More stereotypes are played out in “Black. White.” as the Sparkes coach the Marcotulli-Wurgels on how to behave as blacks. Brian tells Bruno to slouch in his chair and not sit up straight, and Carmen was careful not to be “overly inquisitive” while in blackface.

In the pilot episode, we see evidence of so-called racism through Brian, who goes to a shoe store in whiteface. “As a white guy I’m relaxed when I’m shopping,” he says. He’s waited on by a white salesman, who does what sales people do in upscale shoe stores: puts the shoes on the customer’s feet. Brian is amazed. “It’s never happened to me black in 40 years, and the first time I go and buy shoes as a white, I have it done,” he insists.

This is what passes for racism in 2006. To test his hypothesis, Brian should have gone back to the same store without the makeup.

Later, Brian in whiteface applies for and lands a job as a bartender in a mostly-white neighborhood. On his first day, he’s mindful of how he speaks, associating proper grammar with speaking “white.” He asked a white patron about the neighborhood, who said it had remained mostly white, which he implied was safer. Brian was shocked.
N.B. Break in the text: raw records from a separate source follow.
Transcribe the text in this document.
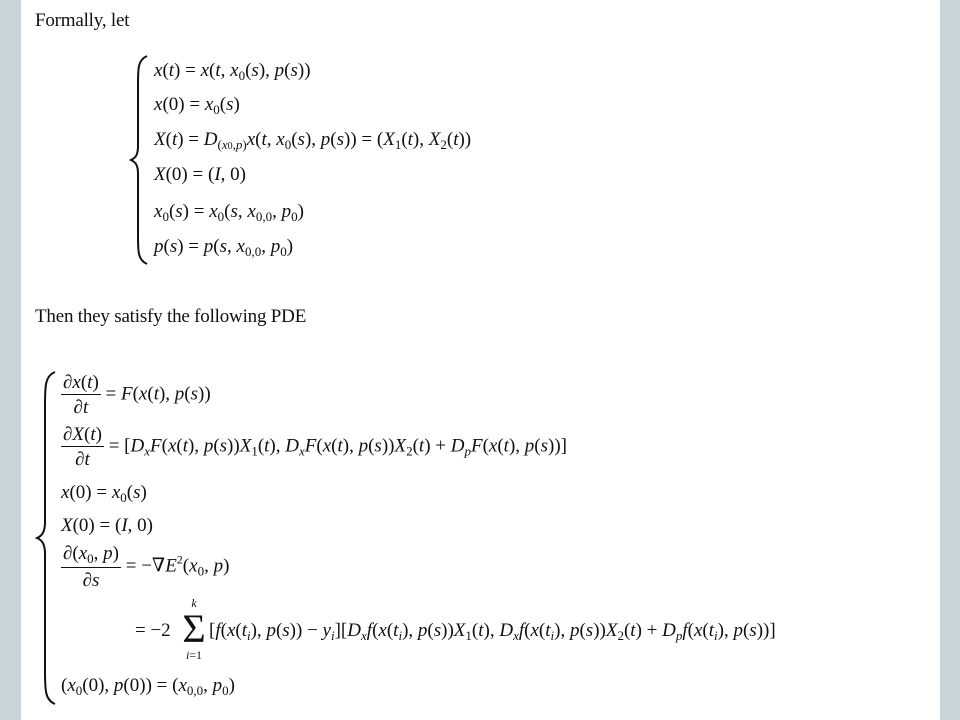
Formally, let
x(t) = x(t, $x_0(s)$, p(s))
$x(0) = x_0(s)$
$X(t) = D_{(x0,p)}x(t$, $x_0(s)$, $p(s)) = (X_1(t)$, $X_2(t)$)
X(0) = (I, 0)
$x_0(s) = x_0(s$, $x_{0,0}$, $p_0$)
p(s) = p(s, $x_{0,0}$, $p_0$)
Then they satisfy the following PDE
$\frac{\partial x(t)}{\partial t} = F(x(t)$, p(s))
$\frac{\partial X(t)}{\partial t} = [D_xF(x(t)$, $p(s))X_1(t)$, $D_xF(x(t)$, $p(s))X_2(t) + D_pF(x(t)$, p(s))]
$x(0) = x_0(s)$
X(0) = (I, 0)
$\frac{\partial(x_0, p)}{\partial s} = -\nabla E^2(x_0$, p)
= −2
k
Σ
i=1
[$f(x(t_i)$, $p(s)) - y_i][D_xf(x(t_i)$, $p(s))X_1(t)$, $D_xf(x(t_i)$, $p(s))X_2(t) + D_pf(x(t_i)$, p(s))]
($x_0(0)$, $p(0)) = (x_{0,0}$, $p_0$)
In another so-called racist encounter, Brian (no make-up) and Bruno (in blackface) were walking down the street and passed a group of whites. Brian asked Bruno if he noticed how the people avoided looking at them. Bruno didn’t notice. The two men clearly have different outlooks on life. The overly sensitive Brian has been conditioned to see signs of prejudice everywhere, real or perceived, and the optimistic Bruno hasn’t. “I’m trying to enlighten you to the fact that you’ve got to approach life in a certain way and not expect you’re being mistreated because you’re black,” said Bruno.

Sounds simple, but it works for me.

I wondered why there was a viewer discretion warning at the beginning of the show, and I found out by the show’s end. A frustrated Brian eventually lets loose with a profanity-laced speech and accuses Bruno of seeing only what he wants to see. The irony of Brian’s tirade is lost on him.

A more edifying documentary would be one based on class differences rather than skin color. For instance, the black, married, professional, and middle-class Sparkes cohabitating with a black, poor, working or welfare-dependant inner-city mother with fatherless children would be quite instructive. The crisis of fatherless children is infinitely more important than petty surface perceptions and prejudices about race.

But such a show would be too real for reality TV.